Transient or subacute constrictive pericarditis is treated with anti-inflammatory medication and can resolve without surgical intervention in many cases. Cases that do not resolve with medication may be treated similar to chronic constrictive cases which often require surgical intervention. In these cases the outcome of surgery may be improved as the pericardial inflammation would be decreased due to the medication trial.

The definitive treatment for advanced or chronic constrictive pericarditis is a radical Pericardiectomy, which is a surgical procedure in which the entire pericardium is peeled away from the heart. This procedure has significant risk involved, with mortality rates of 6% or higher in major referral centers.
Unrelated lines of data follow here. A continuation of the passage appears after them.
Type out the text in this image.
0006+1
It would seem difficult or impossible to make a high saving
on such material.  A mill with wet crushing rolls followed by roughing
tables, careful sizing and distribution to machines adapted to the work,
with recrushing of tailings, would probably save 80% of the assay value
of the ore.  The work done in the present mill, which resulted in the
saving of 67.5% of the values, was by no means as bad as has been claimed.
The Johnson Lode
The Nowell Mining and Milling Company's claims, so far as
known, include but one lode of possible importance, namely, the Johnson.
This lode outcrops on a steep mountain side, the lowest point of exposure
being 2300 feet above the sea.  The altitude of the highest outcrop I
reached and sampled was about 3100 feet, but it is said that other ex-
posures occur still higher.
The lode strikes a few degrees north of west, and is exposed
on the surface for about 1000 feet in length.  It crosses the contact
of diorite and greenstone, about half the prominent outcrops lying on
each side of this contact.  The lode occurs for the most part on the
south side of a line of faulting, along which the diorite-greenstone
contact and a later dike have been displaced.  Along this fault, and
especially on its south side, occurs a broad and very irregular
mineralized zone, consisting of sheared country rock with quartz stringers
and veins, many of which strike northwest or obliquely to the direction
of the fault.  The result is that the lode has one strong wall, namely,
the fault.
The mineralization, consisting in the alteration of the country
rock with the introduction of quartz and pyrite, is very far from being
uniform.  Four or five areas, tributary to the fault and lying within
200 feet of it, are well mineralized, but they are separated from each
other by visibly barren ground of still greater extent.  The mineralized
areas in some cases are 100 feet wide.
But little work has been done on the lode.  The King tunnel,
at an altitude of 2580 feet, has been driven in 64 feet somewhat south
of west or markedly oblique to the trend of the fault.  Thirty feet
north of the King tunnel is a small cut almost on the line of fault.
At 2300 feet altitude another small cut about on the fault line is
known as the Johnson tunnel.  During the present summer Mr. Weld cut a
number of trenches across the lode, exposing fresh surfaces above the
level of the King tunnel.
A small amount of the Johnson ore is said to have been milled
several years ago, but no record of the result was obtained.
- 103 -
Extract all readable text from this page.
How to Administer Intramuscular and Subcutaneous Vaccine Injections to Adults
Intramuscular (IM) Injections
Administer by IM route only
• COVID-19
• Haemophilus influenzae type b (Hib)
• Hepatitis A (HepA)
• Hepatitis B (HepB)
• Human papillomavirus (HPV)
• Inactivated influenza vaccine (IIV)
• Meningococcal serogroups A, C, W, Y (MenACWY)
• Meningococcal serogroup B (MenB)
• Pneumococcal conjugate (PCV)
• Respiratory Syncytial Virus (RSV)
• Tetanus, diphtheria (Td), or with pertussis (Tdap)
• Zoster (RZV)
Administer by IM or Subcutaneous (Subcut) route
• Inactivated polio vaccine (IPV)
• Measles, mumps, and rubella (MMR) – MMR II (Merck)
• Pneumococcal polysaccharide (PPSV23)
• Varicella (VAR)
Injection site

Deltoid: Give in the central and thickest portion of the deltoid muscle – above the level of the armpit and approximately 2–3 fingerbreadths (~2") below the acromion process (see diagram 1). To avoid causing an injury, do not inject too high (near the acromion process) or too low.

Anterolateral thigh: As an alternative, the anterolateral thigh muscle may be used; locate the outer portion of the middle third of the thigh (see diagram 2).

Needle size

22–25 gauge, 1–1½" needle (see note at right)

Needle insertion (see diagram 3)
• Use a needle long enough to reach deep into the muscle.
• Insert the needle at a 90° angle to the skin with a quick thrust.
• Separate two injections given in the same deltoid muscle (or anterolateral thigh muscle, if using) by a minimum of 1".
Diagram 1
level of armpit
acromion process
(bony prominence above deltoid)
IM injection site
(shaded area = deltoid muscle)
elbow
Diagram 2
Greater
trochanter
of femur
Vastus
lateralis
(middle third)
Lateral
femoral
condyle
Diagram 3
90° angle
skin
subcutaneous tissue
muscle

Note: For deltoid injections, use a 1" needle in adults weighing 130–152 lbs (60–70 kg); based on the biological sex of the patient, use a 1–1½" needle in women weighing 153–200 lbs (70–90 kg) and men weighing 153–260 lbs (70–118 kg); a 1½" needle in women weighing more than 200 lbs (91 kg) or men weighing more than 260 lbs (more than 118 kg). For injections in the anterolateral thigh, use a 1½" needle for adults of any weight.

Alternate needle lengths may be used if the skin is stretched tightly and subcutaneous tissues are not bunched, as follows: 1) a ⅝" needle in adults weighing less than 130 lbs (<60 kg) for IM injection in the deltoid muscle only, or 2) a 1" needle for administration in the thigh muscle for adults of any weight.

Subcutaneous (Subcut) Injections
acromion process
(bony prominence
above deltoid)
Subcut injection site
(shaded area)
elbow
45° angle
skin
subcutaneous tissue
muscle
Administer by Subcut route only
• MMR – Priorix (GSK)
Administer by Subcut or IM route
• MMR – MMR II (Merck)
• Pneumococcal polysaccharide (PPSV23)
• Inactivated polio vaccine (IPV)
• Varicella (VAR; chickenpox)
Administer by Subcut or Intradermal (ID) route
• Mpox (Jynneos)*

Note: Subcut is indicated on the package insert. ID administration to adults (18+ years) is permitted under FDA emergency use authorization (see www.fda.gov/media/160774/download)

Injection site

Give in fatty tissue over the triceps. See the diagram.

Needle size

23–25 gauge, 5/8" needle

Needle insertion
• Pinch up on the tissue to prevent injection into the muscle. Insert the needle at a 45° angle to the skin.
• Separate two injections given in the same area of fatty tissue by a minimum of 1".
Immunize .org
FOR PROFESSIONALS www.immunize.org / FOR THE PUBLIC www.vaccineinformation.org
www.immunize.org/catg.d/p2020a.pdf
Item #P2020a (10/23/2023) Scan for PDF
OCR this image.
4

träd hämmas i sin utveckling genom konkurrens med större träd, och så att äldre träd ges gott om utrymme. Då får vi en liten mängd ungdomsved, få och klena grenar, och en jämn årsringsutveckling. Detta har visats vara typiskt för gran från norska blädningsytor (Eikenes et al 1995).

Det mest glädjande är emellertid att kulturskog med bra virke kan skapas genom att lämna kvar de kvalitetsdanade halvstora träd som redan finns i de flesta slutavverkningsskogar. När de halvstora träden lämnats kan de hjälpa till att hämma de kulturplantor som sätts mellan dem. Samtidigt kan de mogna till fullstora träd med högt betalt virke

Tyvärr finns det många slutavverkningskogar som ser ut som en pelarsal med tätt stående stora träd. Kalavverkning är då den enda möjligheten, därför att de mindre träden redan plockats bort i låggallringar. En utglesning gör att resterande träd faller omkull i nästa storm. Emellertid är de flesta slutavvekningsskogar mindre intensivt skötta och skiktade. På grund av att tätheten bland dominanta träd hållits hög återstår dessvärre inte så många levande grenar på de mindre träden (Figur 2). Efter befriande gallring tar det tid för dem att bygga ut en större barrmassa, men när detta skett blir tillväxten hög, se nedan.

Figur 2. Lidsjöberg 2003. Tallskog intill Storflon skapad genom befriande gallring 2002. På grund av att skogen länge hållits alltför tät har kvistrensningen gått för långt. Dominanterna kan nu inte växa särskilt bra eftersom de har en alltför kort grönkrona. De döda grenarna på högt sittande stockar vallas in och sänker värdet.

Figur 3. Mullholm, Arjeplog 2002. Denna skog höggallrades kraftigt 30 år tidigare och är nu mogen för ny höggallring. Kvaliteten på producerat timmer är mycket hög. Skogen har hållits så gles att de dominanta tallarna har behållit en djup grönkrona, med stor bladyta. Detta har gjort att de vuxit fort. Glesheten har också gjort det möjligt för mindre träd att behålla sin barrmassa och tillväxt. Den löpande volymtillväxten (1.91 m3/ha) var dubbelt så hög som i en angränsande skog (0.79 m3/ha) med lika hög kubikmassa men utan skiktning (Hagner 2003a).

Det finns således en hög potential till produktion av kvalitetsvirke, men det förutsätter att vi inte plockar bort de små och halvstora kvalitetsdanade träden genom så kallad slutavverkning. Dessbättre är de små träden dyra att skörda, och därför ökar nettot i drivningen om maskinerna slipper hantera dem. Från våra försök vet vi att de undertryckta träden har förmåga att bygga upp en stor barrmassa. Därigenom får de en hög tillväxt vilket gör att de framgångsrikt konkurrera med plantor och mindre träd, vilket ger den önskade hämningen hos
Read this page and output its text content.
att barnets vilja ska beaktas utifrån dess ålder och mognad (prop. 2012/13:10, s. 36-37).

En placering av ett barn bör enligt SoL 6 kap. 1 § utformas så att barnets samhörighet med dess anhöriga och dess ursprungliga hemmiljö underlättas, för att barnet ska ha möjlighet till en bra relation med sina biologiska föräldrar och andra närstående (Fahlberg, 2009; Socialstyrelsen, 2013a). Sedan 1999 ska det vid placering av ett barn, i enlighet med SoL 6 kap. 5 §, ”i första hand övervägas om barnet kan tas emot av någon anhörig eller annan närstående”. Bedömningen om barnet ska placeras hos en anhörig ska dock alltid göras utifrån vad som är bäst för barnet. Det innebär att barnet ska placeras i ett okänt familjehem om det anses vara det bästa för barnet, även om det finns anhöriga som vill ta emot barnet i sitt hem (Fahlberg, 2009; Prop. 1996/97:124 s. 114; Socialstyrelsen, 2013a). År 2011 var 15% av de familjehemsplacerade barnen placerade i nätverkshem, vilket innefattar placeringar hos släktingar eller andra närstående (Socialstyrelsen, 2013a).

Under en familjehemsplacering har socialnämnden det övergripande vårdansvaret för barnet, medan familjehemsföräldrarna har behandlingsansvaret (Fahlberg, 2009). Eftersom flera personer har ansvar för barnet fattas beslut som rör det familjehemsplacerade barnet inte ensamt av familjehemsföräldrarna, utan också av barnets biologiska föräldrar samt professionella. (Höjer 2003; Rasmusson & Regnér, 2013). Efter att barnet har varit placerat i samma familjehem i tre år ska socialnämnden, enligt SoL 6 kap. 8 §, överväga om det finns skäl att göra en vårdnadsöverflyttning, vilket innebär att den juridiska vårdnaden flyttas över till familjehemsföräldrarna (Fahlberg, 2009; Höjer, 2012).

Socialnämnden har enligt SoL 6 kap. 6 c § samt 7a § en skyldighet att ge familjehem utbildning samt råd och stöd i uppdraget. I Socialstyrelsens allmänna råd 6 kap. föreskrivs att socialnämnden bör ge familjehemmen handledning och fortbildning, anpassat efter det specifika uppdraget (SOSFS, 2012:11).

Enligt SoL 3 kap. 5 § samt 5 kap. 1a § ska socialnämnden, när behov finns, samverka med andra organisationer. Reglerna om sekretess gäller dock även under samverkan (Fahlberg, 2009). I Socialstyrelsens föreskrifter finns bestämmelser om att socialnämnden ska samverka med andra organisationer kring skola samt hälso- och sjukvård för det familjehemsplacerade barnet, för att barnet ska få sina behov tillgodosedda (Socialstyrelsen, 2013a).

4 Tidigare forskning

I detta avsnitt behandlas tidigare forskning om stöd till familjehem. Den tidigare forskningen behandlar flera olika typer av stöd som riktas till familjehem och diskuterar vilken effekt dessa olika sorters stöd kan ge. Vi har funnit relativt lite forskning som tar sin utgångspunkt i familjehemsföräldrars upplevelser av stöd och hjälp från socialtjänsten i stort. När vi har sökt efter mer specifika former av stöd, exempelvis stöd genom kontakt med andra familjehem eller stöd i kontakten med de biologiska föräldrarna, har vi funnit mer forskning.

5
A poor outcome is often the result after a pericardiectomy is performed for radiation-induced constrictive pericarditis, and some patients may develop heart failure post-operatively.

== Epidemiology ==
Constrictive pericarditis is a rare complication of many pericardial diseases. It seen as a complication in approximately 1% of idiopathic pericarditis cases, and even fewer cases post cardiac surgery.The geographic distribution of constrictive pericarditis can be categorized based on etiology, with idiopathic or viral pericarditis considered to be the leading cause in Western countries.In Western countries the remaining causes tend to be post-surgical, post-radiation, infectious, and connective tissue disorders. In some developing countries Tuberculosis has been noted as the leading cause of constrictive pericarditis.